There are many varieties of rice and culinary preferences tend to vary regionally. Raw rice may be ground into flour for many uses, including making many kinds of beverages, such as rice milk, and rice wine. Rice flour does not contain gluten, so is suitable for people on a gluten-free diet. Rice flour and starch often are used in batters and a breading method to increase crispiness. Rice is cooked by boiling or steaming, and absorbs water during cooking. It can be cooked in just as much water as it absorbs, or in a large quantity of water which is drained before serving. Electric rice cookers, more popular in Asia and Latin America, simplify the process of cooking rice. Arborio rice is sometimes quickly fried in oil or fat before boiling (for example saffron rice or risotto); this makes the cooked rice less sticky, and is a cooking style commonly called Pilaf by American chefs in India, Pakistan, and Iran. Almost one in five adult Americans reports eating at least half a serving of white or brown rice per day.
Arborio rice: Arborio rice is named after a town in the Piedmont and Lombardy regions of northwest Italy. A short grain Italian white rice, Arborio is popular in risotto and other Italian rice dishes. Arborio's short, plump grains contain more starch than most other rice varieties, which makes it ideal for starchy rice dishes like risotto. It is also well suited for rice dishes where the rice must retain a shape, like sushi. Its pearly appearance and short, fat grains are expected to be served slightly al dente, still firm inside. It can be ground into flour and added to dishes that require a creamy consistency.
Note: This recipe is the base for all risottos. For instance if you wanted to make this a chicken and grilled asparagus you would cook the chicken and asparagus separately then add them hot, toss them with the risotto then finish it by adding the cheese and butter.
2 tbs unsalted butter
1 medium onion, cut into small dice (approximately 1/ 4 inch)

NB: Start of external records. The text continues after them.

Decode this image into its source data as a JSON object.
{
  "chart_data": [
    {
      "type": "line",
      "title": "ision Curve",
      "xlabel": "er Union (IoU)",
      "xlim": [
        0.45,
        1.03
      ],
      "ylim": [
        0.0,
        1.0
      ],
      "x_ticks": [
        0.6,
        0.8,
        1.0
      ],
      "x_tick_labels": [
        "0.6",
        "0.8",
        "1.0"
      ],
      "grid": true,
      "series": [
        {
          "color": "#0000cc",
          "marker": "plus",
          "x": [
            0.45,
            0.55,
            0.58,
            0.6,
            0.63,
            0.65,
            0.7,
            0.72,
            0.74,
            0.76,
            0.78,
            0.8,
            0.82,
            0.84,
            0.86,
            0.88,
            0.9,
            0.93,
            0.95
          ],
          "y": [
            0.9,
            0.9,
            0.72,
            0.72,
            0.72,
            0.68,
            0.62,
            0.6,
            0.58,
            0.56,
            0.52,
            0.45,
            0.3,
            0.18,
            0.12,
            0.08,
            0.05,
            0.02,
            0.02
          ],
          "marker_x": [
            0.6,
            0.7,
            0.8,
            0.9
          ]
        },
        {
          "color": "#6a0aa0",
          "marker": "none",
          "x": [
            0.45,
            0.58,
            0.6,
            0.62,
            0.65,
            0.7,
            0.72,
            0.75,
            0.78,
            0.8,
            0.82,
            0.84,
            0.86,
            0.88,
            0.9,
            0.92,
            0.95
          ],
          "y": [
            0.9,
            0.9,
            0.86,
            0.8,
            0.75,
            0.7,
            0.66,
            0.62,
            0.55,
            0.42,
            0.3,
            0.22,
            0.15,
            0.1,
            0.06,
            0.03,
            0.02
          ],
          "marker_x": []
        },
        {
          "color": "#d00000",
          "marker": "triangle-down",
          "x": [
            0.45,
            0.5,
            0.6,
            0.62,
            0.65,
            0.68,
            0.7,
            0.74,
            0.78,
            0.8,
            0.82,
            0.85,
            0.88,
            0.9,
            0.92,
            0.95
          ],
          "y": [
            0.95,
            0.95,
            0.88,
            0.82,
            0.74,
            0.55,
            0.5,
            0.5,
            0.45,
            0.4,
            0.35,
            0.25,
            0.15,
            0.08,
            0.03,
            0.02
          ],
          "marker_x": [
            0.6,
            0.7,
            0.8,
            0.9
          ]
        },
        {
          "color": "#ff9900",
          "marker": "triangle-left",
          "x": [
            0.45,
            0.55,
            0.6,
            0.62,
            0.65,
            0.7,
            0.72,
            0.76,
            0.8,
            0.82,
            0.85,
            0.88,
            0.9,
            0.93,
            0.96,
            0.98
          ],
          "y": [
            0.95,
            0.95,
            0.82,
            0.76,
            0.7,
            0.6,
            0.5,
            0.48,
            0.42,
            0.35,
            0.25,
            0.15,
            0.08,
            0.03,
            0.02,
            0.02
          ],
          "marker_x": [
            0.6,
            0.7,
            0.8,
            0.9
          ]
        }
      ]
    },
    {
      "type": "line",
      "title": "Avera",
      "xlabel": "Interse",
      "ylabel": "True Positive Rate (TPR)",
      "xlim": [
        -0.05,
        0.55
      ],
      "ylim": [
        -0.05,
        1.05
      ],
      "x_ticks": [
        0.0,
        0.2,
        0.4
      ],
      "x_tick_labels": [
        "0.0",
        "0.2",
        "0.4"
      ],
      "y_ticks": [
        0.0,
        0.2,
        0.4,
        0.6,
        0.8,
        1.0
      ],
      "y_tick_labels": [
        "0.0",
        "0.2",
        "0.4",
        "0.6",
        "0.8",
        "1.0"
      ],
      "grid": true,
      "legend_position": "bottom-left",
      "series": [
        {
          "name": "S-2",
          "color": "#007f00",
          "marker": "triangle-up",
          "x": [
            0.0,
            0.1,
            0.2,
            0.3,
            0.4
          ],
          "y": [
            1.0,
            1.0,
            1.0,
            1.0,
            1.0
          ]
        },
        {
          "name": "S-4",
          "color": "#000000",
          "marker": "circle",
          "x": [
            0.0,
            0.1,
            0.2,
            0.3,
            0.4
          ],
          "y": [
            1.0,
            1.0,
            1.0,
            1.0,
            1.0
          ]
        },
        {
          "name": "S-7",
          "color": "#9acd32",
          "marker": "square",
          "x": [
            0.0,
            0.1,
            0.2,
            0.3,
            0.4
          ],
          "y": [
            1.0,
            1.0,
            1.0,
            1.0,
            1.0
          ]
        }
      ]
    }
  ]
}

10 ounces baby Portabella mushrooms, sliced
2 cups Arborio rice
1/ 2 cup of white wine (the kind you like to drink)
2 sprigs of Thyme
7 cups Chicken stock, hot (it doesn’t stop the process of cooking if it is hot)
Note: (You may not need all of the stock)
4 tbs (1/2 stick) unsalted butter or more if you like
1 cup freshly grated Pecorino Romano cheese, plus for shaving (or more if you like)
Salt and pepper to taste
In a 12 to 14-inch skillet, heat the butter over medium heat. Add the onions and mushrooms. Cook the onions until translucent but not browned, 8 to 10 minutes. Once the onions are translucent add the rice and stir with a wooden spoon until toasted and opaque, 3 to 4 minutes. Add the wine to the toasting rice ensuring that it is all cooked off before you add any stock. Add a 6-ounce ladle of the chicken stock and cook, stirring, until it is absorbed. Add in two sprigs of thyme. Continue adding the stock a ladle at a time, waiting until the liquid is absorbed before adding more. Cook until the rice is tender and creamy and yet still a little al dente, about 15-20 minutes. Remove the thyme. Remove from heat and stir in the butter and cheese until well mixed. Season to taste with salt and pepper. Portion risotto into 4 warmed serving plates, serving with extra shaved cheese. Bon Appetit !
Wine Pairings To Drink;
Barolo Wine: A red wine from Piedmont, Italy with ripe cherry, raspberry, and creamy vanilla spice.
Pinot Noir Wine: A red wine with red berry, truffles, and it is earthy.